Munger elaborates further:

"If one little guy is trying to buy across 27 different merchandise categories influenced by traveling salesmen, he's going to make a lot of dumb decisions. But if your buying is done in headquarters for a huge bunch of stores, you can get very bright people that know a lot about refrigerators and so forth to do the buying."

— Charlie Munger

The reverse is demonstrated by the little store where one guy does all the buying. Munger shares a story about a small store with salt all over its walls. A stranger asks the owner, "You must sell a lot of salt." The owner replies, "No, I don't. But you should see the guy who sells me salt."

Disadvantages of Scale

The Power of Specialization

Bigger isn't always better. Munger shares how Berkshire's trade publications got "murdered" by narrower competitors.

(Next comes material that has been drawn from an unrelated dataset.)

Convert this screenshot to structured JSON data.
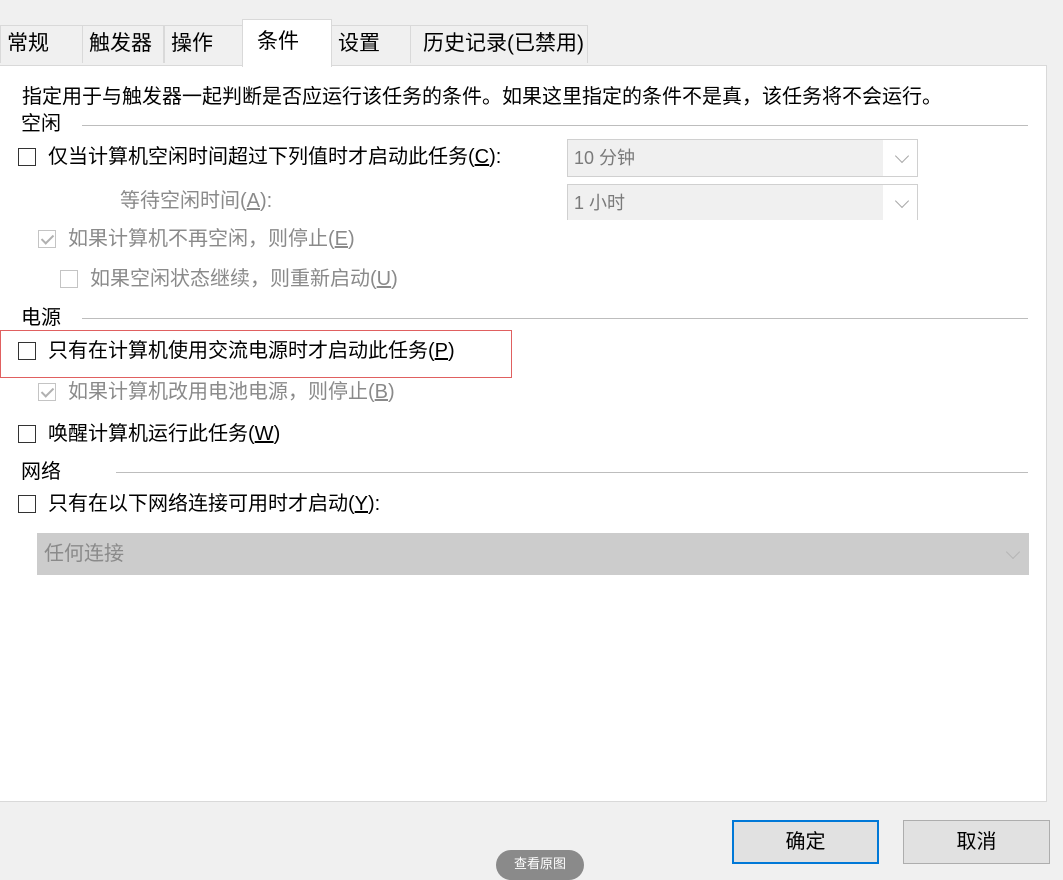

Capital Cities/ABC had a general travel magazine for business travel. Competitors created magazines aimed solely at corporate travel departments. This narrow focus made them much more efficient. They could provide exactly what corporate travel managers needed without wasting ink and paper on irrelevant content.

The same fate befell The Saturday Evening Post and other broad publications. They're gone. What survived? Ultra-specialized magazines like Motorcross, which serves enthusiasts who "turn somersaults on their motorcycles." As Munger notes:

“A magazine called Motorcross is a total necessity to those people. And its profit margins would make you salivate.”

— Charlie Munger

This demonstrates how scaling down and intensifying focus can create powerful advantages over larger, more general competitors.

The Bureaucracy Problem

The great defect of scale is bureaucracy. As companies grow larger, they develop layers of management that slow decision-making and create perverse incentives.

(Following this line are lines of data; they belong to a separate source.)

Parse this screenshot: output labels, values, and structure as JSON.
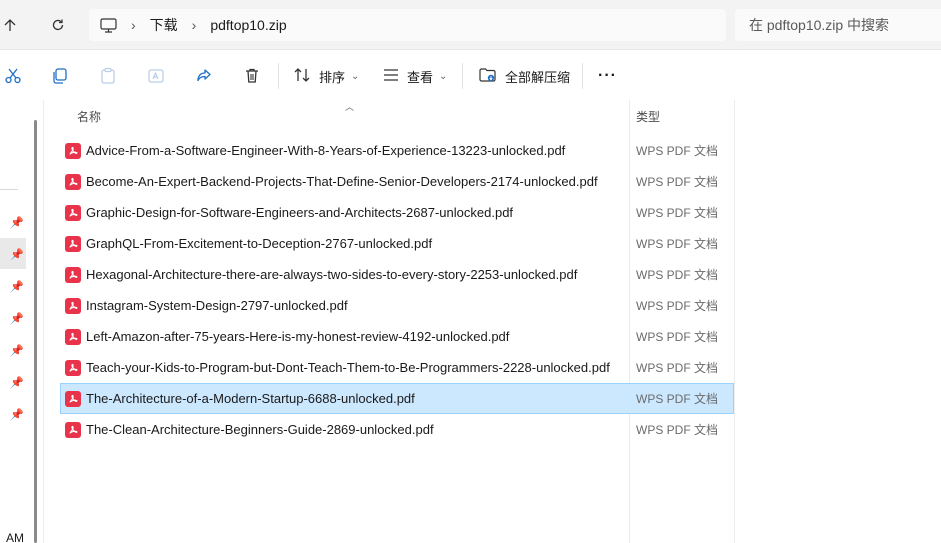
{
  "address": {
    "segments": [
      "下载",
      "pdftop10.zip"
    ]
  },
  "search": {
    "placeholder": "在 pdftop10.zip 中搜索"
  },
  "toolbar": {
    "sort_label": "排序",
    "view_label": "查看",
    "extract_all_label": "全部解压缩",
    "more_label": "···"
  },
  "header": {
    "name_label": "名称",
    "type_label": "类型"
  },
  "left_pane": {
    "partial_text": "AM"
  },
  "files": [
    {
      "name": "Advice-From-a-Software-Engineer-With-8-Years-of-Experience-13223-unlocked.pdf",
      "type": "WPS PDF 文档",
      "selected": false
    },
    {
      "name": "Become-An-Expert-Backend-Projects-That-Define-Senior-Developers-2174-unlocked.pdf",
      "type": "WPS PDF 文档",
      "selected": false
    },
    {
      "name": "Graphic-Design-for-Software-Engineers-and-Architects-2687-unlocked.pdf",
      "type": "WPS PDF 文档",
      "selected": false
    },
    {
      "name": "GraphQL-From-Excitement-to-Deception-2767-unlocked.pdf",
      "type": "WPS PDF 文档",
      "selected": false
    },
    {
      "name": "Hexagonal-Architecture-there-are-always-two-sides-to-every-story-2253-unlocked.pdf",
      "type": "WPS PDF 文档",
      "selected": false
    },
    {
      "name": "Instagram-System-Design-2797-unlocked.pdf",
      "type": "WPS PDF 文档",
      "selected": false
    },
    {
      "name": "Left-Amazon-after-75-years-Here-is-my-honest-review-4192-unlocked.pdf",
      "type": "WPS PDF 文档",
      "selected": false
    },
    {
      "name": "Teach-your-Kids-to-Program-but-Dont-Teach-Them-to-Be-Programmers-2228-unlocked.pdf",
      "type": "WPS PDF 文档",
      "selected": false
    },
    {
      "name": "The-Architecture-of-a-Modern-Startup-6688-unlocked.pdf",
      "type": "WPS PDF 文档",
      "selected": true
    },
    {
      "name": "The-Clean-Architecture-Beginners-Guide-2869-unlocked.pdf",
      "type": "WPS PDF 文档",
      "selected": false
    }
  ],
  "colors": {
    "selection_bg": "#cce8ff",
    "selection_border": "#99d1ff",
    "pdf_icon": "#e8334a"
  }
}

Munger uses AT&T ($T ( ▲ 3.06% )) as a prime example. In a massive bureaucracy, employees stop thinking about shareholders or delivering value. Instead, they focus on moving work from their in-basket to someone else's. As Munger explains:

"In a bureaucracy, you think the work is done when it goes out of your in-basket into somebody else's in-basket. But, of course, it isn't. It's not done until AT&T delivers what it's supposed to deliver."

— Charlie Munger

This mindset creates "big, fat, dumb, unmotivated bureaucracies" where nimbler competitors can run circles around established giants.

Territoriality and Corruption

Human nature makes these problems worse. Large organizations develop territoriality, where departments protect their turf rather than working together.

Corruption also creeps in through unwritten rules. When departments share power, managers often adopt a philosophy of mutual non-interference:

"If I've got a department and you've got a department and we kind of share power running this thing, there's sort of an unwritten rule: If you won't bother me, I won't bother you and we're both happy."

— Charlie Munger

This creates unnecessary layers of management and associated costs. While people justify these layers, decision-making slows to a crawl. The organization becomes too sluggish to respond to market changes or competitive threats.

Government as the Worst Case

According to Munger, these problems reach their peak in government organizations, where incentives are "really awful." This doesn't mean we don't need governments, but it highlights how difficult it is to make large bureaucracies function effectively.

The constant curse of scale is this tendency toward bureaucratic dysfunction. Even successful companies that gain significant advantages from scale must constantly fight against these natural disadvantages.

Those that fail to maintain efficiency and focus often find themselves overtaken by smaller, more agile competitors who better serve specific customer needs.